The Senate Commerce Committee has scheduled a vote for Wednesday on whether to approve the nominations of Gigi Sohn to the Federal Communications Commission and Alvaro Bedoya to the Federal Trade Commission.
President Biden nominated Sohn and Bedoya last year, but the Senate didn't confirm either before the session ended, leaving both the FTC and FCC deadlocked with two Republicans and two Democrats. Until a fifth, tie-breaking commissioner joins both agencies, they're not likely to advance the more controversial items on their leaders' agendas -- including FCC Chair Jessica Rosenworcel's plan to restore the Obama-era net neutrality rules.
Sohn, currently a distinguished fellow at the Georgetown Law Institute for Technology Law & Policy, previously served as counselor to former FCC Chair Tom Wheeler. She also co-founded the advocacy group Public Knowledge in 2001.
Her nomination proved controversial for a few reasons, including that she publicly criticized Fox News, and that she served on the board of the defunct streaming service Locast.
On Thursday Sohn said that if confirmed to the FCC, she would recuse herself from any proceedings where “retransmission consent” or “television broadcast copyright” is a material issue.
The National Association of Broadcasters, which had earlier voiced concerns about Sohn's role on Locast's board, said the recusal agreement resolved those concerns.
“NAB appreciates Ms. Sohn's willingness to seriously consider our issues regarding retransmission consent and broadcast copyright, and to address those concerns in her recusal,” President and CEO Curtis LeGeyt stated. “We look forward to the Senate moving forward with Ms. Sohn’s confirmation and are eager to work with her and the full complement of commissioners in the very near future.”
Locast, created by the nonprofit Sports Fans Coalition NY, captured over-the-air broadcast signals and streamed them to people within specific geographic areas. The company shut down last year after a judge ruled that the service infringed copyright.
Sohn told lawmakers last month that she thought the service benefited viewers as well as local broadcasters.
She also came under fire with some conservatives for tweeting criticism of Fox News in October of 2020.
“For all my concerns about #Facebook, I believe that Fox News has had the most negative impact on our democracy,” she tweeted. “It's state-sponsored propaganda, with few if any opposing viewpoints.”
The Wall Street Journal, which called attention to that tweet, suggested that Sohn would attempt to censor conservative media outlets.
But some prominent conservatives, including Brad Blakeman (formerly a member of ex-President George W. Bush's senior White House staff), publicly supported Sohn's nomination.

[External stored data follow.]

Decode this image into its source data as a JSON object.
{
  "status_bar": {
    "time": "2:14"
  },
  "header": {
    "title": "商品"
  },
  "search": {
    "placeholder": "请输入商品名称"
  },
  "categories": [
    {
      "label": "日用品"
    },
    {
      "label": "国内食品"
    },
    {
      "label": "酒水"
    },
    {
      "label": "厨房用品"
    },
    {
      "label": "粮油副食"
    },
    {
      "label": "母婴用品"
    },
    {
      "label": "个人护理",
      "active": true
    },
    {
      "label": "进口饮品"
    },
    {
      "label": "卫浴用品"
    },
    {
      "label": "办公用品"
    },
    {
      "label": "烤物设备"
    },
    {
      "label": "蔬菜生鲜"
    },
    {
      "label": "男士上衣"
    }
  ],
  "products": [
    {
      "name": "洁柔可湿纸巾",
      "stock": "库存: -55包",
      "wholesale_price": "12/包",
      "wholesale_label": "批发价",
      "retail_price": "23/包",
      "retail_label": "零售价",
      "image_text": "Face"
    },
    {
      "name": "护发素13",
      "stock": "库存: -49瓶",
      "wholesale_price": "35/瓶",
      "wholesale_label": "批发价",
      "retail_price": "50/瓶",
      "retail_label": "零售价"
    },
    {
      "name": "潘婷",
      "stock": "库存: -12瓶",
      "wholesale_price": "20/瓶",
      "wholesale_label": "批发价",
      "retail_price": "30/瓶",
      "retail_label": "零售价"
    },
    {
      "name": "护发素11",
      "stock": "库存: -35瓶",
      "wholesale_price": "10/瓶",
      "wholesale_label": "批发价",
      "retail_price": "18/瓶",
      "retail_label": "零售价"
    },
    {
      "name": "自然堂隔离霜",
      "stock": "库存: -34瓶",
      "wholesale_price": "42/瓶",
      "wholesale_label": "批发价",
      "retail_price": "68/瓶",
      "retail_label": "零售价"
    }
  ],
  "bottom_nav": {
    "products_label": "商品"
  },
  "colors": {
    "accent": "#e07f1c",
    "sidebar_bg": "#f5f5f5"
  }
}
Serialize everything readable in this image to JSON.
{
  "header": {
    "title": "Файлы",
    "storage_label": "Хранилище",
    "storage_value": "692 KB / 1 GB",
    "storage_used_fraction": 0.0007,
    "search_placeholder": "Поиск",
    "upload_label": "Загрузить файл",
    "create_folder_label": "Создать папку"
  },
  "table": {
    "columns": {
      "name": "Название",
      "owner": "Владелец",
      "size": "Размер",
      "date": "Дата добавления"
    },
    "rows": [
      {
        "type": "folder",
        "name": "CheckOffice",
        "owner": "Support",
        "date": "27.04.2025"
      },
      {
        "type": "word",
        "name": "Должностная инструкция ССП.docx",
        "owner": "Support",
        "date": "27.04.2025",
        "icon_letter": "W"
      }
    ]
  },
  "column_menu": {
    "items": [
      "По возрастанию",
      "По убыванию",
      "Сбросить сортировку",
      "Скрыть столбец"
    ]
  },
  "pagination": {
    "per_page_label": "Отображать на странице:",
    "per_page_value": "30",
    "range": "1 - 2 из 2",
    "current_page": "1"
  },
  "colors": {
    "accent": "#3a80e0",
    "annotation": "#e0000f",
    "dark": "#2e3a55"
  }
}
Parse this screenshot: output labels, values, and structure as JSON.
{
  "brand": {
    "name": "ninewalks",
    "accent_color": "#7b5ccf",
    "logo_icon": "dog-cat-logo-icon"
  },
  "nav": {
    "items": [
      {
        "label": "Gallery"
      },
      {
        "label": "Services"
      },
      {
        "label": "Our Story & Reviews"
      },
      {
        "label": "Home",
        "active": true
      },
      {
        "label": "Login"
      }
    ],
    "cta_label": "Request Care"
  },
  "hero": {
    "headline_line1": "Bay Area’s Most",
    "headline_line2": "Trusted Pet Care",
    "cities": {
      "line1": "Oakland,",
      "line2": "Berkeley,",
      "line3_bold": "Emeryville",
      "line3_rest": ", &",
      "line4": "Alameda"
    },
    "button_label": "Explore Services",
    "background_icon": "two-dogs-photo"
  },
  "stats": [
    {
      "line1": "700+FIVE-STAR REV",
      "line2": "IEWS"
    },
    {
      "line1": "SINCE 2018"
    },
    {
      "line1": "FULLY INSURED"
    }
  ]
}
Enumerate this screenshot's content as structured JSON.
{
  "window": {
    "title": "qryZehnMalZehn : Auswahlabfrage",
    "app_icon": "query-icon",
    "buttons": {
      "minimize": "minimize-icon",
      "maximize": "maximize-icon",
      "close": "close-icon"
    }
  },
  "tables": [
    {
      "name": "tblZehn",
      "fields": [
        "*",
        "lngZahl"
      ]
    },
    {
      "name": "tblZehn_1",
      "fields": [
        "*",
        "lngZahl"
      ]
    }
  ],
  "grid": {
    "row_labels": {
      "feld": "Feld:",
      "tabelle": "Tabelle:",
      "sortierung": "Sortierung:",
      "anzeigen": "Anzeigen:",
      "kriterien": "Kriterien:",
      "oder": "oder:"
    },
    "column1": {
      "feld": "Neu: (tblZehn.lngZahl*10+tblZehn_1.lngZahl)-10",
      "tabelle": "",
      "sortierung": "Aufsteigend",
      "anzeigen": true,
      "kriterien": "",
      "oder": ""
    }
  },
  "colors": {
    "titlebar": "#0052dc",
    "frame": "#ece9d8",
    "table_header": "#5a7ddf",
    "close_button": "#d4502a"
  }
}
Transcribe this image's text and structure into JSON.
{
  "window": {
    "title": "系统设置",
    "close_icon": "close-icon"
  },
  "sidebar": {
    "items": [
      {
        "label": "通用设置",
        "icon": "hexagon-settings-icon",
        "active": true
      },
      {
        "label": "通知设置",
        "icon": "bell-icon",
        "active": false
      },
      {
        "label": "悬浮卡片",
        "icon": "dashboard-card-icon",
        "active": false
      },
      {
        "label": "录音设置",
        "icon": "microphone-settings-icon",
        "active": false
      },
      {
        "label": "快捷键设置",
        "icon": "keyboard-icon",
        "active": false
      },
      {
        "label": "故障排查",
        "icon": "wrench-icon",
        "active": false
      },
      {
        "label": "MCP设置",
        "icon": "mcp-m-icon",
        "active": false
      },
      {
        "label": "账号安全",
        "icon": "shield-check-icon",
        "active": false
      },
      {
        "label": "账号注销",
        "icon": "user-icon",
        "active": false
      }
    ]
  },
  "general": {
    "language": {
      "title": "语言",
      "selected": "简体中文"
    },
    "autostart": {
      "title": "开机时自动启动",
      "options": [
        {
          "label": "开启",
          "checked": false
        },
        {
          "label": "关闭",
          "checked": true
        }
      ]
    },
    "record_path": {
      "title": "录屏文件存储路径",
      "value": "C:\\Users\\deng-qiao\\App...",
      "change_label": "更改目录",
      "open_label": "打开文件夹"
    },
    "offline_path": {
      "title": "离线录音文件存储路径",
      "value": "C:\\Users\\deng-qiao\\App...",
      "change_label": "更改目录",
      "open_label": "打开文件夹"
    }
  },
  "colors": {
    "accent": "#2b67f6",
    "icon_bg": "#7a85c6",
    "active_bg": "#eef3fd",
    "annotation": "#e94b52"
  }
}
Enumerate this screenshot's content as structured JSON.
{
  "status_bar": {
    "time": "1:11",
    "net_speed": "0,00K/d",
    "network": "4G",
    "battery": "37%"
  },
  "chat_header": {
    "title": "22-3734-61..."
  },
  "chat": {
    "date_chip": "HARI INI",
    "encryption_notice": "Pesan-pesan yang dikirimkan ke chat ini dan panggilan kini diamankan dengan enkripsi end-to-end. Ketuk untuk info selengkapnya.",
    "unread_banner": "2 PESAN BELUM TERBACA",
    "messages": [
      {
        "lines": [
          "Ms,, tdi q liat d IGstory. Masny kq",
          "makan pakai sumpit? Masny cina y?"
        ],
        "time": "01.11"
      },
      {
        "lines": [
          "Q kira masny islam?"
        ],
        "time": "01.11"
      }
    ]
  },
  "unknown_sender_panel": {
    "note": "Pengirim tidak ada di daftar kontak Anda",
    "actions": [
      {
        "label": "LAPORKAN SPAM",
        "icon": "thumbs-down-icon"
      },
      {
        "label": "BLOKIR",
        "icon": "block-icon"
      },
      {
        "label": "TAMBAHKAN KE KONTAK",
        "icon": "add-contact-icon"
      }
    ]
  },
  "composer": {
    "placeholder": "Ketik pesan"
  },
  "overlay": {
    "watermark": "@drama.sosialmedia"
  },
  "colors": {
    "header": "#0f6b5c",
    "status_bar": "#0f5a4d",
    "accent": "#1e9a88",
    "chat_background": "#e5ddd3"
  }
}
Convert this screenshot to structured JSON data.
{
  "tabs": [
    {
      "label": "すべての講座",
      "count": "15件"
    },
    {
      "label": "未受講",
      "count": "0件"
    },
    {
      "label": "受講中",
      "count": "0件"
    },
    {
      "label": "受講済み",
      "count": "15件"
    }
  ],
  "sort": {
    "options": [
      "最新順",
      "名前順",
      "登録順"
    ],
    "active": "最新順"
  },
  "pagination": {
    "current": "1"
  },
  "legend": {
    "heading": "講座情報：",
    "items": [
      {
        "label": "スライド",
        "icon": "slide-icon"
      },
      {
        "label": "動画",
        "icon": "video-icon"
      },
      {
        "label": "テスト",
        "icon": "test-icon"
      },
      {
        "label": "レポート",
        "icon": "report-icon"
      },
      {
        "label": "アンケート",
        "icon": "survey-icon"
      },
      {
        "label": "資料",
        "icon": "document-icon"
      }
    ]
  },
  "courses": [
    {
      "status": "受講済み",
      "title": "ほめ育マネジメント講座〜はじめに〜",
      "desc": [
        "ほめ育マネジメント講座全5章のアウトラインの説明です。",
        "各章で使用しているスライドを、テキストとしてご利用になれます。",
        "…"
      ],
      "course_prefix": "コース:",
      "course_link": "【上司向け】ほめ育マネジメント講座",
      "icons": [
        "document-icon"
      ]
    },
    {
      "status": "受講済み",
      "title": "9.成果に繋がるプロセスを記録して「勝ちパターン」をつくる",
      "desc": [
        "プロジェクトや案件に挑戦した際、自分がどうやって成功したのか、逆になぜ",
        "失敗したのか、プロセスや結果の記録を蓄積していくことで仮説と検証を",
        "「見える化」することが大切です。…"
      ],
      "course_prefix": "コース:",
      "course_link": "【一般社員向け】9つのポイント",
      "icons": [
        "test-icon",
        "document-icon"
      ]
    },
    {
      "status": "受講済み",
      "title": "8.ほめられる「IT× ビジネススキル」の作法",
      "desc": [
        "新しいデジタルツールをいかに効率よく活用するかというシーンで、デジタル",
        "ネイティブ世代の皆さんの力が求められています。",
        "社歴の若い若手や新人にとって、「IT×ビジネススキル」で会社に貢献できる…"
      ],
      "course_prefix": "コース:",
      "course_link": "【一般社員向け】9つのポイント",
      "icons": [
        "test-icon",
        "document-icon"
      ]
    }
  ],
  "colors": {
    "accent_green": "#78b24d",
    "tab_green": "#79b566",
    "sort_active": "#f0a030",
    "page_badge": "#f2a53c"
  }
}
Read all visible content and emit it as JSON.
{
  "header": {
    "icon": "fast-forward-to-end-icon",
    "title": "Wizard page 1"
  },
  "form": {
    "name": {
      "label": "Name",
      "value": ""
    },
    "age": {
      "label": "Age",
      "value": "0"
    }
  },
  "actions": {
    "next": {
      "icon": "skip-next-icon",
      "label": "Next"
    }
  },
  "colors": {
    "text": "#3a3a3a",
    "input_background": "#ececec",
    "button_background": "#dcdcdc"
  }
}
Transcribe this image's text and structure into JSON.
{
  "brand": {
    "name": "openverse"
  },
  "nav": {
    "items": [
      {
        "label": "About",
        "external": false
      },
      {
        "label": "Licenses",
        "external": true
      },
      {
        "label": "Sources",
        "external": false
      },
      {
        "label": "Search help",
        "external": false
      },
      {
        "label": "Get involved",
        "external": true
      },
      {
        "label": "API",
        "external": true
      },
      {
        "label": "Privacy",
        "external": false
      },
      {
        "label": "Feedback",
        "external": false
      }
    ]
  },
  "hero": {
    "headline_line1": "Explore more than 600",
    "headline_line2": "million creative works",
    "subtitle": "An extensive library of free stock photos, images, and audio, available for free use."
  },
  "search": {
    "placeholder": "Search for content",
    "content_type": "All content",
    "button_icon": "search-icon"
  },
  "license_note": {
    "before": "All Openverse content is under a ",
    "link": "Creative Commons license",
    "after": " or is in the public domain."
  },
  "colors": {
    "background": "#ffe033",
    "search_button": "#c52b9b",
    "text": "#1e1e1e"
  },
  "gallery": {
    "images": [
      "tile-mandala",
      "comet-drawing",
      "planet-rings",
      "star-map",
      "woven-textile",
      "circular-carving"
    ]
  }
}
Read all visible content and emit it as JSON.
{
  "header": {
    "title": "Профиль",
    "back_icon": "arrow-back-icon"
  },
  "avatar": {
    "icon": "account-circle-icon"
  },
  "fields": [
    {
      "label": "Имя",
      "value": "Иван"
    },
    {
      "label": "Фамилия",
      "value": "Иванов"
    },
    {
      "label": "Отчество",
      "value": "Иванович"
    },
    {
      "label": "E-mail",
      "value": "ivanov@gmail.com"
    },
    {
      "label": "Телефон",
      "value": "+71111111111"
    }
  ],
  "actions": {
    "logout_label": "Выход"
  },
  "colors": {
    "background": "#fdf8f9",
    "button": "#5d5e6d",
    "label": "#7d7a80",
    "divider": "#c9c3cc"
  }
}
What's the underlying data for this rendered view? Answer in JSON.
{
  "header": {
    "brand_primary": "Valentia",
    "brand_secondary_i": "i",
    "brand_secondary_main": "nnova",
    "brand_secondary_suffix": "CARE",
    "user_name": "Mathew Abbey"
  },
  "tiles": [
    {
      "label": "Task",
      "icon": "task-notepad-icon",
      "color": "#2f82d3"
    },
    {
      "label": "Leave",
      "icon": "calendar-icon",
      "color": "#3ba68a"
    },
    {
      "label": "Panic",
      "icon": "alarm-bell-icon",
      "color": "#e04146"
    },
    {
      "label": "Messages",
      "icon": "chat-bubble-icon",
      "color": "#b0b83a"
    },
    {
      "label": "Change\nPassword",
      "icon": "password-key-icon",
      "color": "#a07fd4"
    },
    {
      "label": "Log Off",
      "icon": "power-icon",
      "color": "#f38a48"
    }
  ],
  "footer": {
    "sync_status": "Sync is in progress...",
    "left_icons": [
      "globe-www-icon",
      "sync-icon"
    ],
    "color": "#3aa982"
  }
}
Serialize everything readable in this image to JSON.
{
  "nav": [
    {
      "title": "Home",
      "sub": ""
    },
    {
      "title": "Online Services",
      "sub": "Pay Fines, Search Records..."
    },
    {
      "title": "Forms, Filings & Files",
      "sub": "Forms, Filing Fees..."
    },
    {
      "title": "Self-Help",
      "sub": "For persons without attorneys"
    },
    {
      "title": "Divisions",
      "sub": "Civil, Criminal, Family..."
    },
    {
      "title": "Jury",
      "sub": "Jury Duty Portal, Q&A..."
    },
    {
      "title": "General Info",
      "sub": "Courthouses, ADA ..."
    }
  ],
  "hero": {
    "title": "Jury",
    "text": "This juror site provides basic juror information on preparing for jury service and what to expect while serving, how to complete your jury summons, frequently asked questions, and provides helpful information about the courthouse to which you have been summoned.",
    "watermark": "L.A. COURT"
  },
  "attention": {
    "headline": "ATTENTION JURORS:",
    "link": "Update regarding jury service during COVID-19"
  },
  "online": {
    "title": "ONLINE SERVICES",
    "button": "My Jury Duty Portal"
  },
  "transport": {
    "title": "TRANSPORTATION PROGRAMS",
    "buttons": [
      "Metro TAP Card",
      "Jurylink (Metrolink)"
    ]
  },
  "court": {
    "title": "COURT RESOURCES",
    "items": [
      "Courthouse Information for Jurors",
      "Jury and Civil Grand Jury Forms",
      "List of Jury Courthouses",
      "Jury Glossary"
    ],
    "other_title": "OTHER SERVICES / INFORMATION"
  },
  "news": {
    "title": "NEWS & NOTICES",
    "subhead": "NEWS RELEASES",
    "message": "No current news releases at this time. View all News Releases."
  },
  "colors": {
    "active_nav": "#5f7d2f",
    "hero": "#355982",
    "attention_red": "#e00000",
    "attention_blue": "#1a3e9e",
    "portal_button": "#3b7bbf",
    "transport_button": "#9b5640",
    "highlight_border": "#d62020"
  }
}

“I know Gigi. I have worked with Gigi. And I have seen her fight for people's right to express themselves, even when she disagrees with them,” Blakeman wrote recently in Newsmax.
Sohn told lawmakers last month that she strongly supports free expression.
“Freedom of speech is the lifeblood of our American experience and has always been at the core of my work,” she said in her written testimony. “I am proud that some of the most conservative television networks are supporting my confirmation because I worked with them for years to get access to cable subscribers after operators refused to carry them.”
Bedoya, founding director of the Center on Privacy & Technology at Georgetown Law, is a privacy advocate best known for proposing curbs on the use of facial-recognition technology.
The advocacy group Fight for the Future cheered the news that the Senate Commerce Committee will vote on Bedoya and Sohn next week.
“These positions are essential for addressing the harms and monopoly power of Big Tech and Big Telecom companies,” the organization stated.